Most painting classes have you come to an atelier or studio and paint away. The price may be per lesson or per 'course' and you are told that you can get 10 three-hour lessons for 300 Euro. You do the math in your head and think "WOW, I'm paying only 10 Euro per hour to learn how to paint!"
That's the first mistake. In reality, you're paying 10 Euro per hour to paint somewhere and receive occasional (and perhaps very good) advice on how to do it. These are not 30 hours of learning, they are 30 hours of painting or practicing. It is not the same thing.
This distinction is crucial, when you start to realize just what a time consuming activity drawing and painting can be. I will say this as clearly and plainly as I can: It makes absolutely no sense to put in the practice hours while at the same time paying someone.
This is the first reason that my Amsterdam painting lessons and drawing classes are private. They separate learning time from practice time. No need to pay me while you're taking all the time in the world and doing things you already know how to do. Do that on your own (literally) free time. The time you pay for, next to an instructor, should be spent making the most out of what this person knows, asking all the questions, discussing the work, learning a new technique and how to apply it, etc.
The drawing and painting you actually do during these lessons is focused on the learning of one specific thing or technique. You try the technique out, see if it works and figure things out with the help of the experts. Then you practice it on your own time.
Compare this idea with that of learning how to play a musical instrument. You don't pay a teacher to come over and ring away at your guitar for 3 hours. You sit down, discuss and learn what needs to be learned and then during the days between lessons you do all the ringing away and the practicing.

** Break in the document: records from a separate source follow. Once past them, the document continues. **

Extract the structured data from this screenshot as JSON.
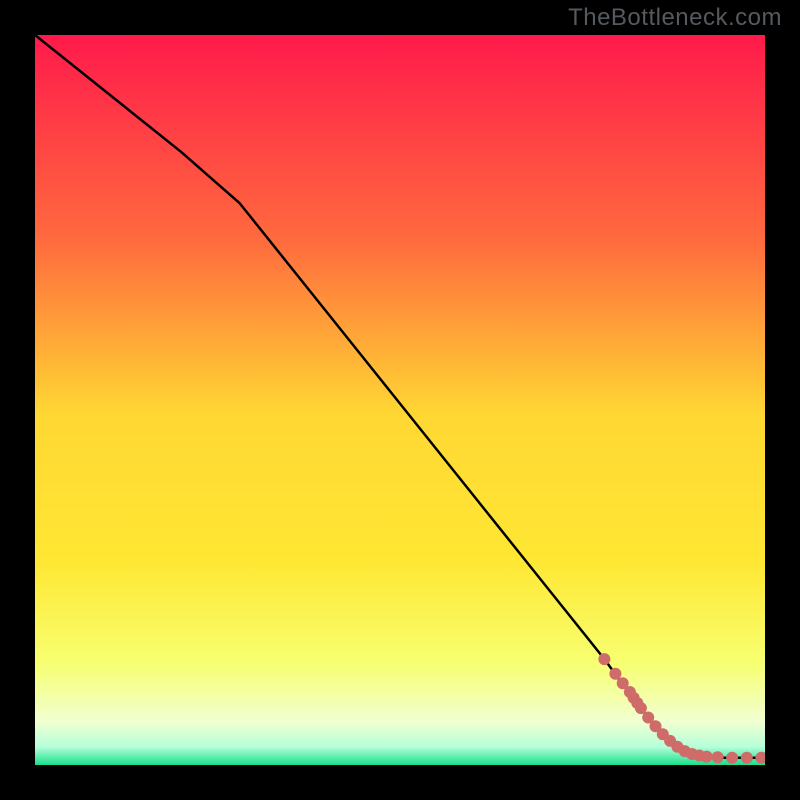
{
  "attribution": "TheBottleneck.com",
  "colors": {
    "top": "#ff1a4b",
    "upper_mid": "#ff7a3a",
    "mid": "#ffd733",
    "lower_mid": "#f7ff70",
    "pale": "#f1ffd0",
    "bottom": "#18e08a",
    "line": "#000000",
    "marker": "#cf6c69"
  },
  "chart_data": {
    "type": "line",
    "xlim": [
      0,
      100
    ],
    "ylim": [
      0,
      100
    ],
    "grid": false,
    "legend": false,
    "xlabel": "",
    "ylabel": "",
    "title": "",
    "series": [
      {
        "name": "bottleneck-curve",
        "x": [
          0,
          10,
          20,
          28,
          40,
          50,
          60,
          70,
          78,
          82,
          86,
          90,
          94,
          100
        ],
        "y": [
          100,
          92,
          84,
          77,
          62,
          49.5,
          37,
          24.5,
          14.5,
          9,
          4,
          1.5,
          1,
          1
        ]
      }
    ],
    "markers": {
      "name": "highlight-dots",
      "x": [
        78,
        79.5,
        80.5,
        81.5,
        82,
        82.5,
        83,
        84,
        85,
        86,
        87,
        88,
        89,
        90,
        91,
        92,
        93.5,
        95.5,
        97.5,
        99.5
      ],
      "y": [
        14.5,
        12.5,
        11.2,
        10,
        9.2,
        8.5,
        7.8,
        6.5,
        5.3,
        4.2,
        3.3,
        2.5,
        1.9,
        1.5,
        1.3,
        1.15,
        1.05,
        1.0,
        1.0,
        1.0
      ]
    }
  }
}
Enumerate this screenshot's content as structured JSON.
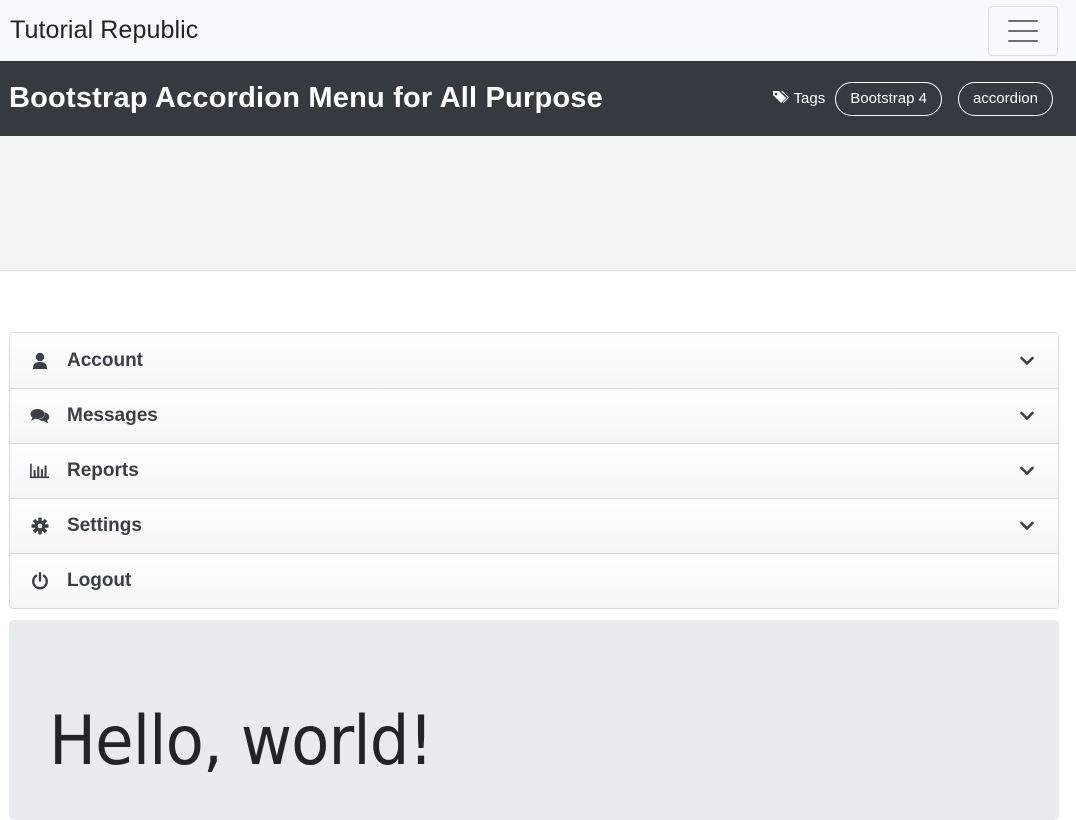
{
  "navbar": {
    "brand": "Tutorial Republic"
  },
  "header": {
    "title": "Bootstrap Accordion Menu for All Purpose",
    "tags_label": "Tags",
    "tags": [
      "Bootstrap 4",
      "accordion"
    ]
  },
  "accordion": {
    "items": [
      {
        "label": "Account",
        "icon": "user-icon",
        "expandable": true
      },
      {
        "label": "Messages",
        "icon": "comments-icon",
        "expandable": true
      },
      {
        "label": "Reports",
        "icon": "bar-chart-icon",
        "expandable": true
      },
      {
        "label": "Settings",
        "icon": "gear-icon",
        "expandable": true
      },
      {
        "label": "Logout",
        "icon": "power-icon",
        "expandable": false
      }
    ]
  },
  "jumbotron": {
    "title": "Hello, world!"
  },
  "colors": {
    "navbar_bg": "#f8f9fa",
    "titlebar_bg": "#343a40",
    "accent_text": "#3a4047",
    "jumbotron_bg": "#e9ecef"
  }
}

The second reason why my Amsterdam painting lessons are private, is that of positive criticism.
Not everyone knows how to give it, and not everyone knows how to get it, but it is a crucial part of improving. It is well known that you must become your harshest critic and the great masters of art always were. If you let things go, and cut yourself slack, the results may not be as good as they would otherwise.
A few things tend to happen during a painting lesson with this regard. Other members of the class may be too encouraging to keep things nice, or perhaps each will have a totally different opinion about what to make our work improve. You may not be comfortable receiving criticism from them or from the teacher in that setting. Finally, you may begin to compare your work to that of others and draw unwarranted conclusions about your own talent and capabilities.
In a private setting, you can openly discuss the bits you find challenging and receive a stern criticism about your work from someone who is an expert and who's job it is to raise your artistic level, without the risk of feeling like you came short. You are there to learn.
Then there is the obvious stuff during painting lessons, such as the fact that the teacher's attention is solely dedicated to your work, you can choose your subject with more flexibility and even call the shots about when and how to take a break.
Contrary to the social and fun idea we have about painting lessons, an atelier with practicing artists is usually as quite as a mausoleum for most of the time. The painting 'lessons' with a real social value, such as the 'wine and pallet' types are great fun but you will not make great progress beyond what you already know.
Anyway, that's my take on the whole private lessons bit!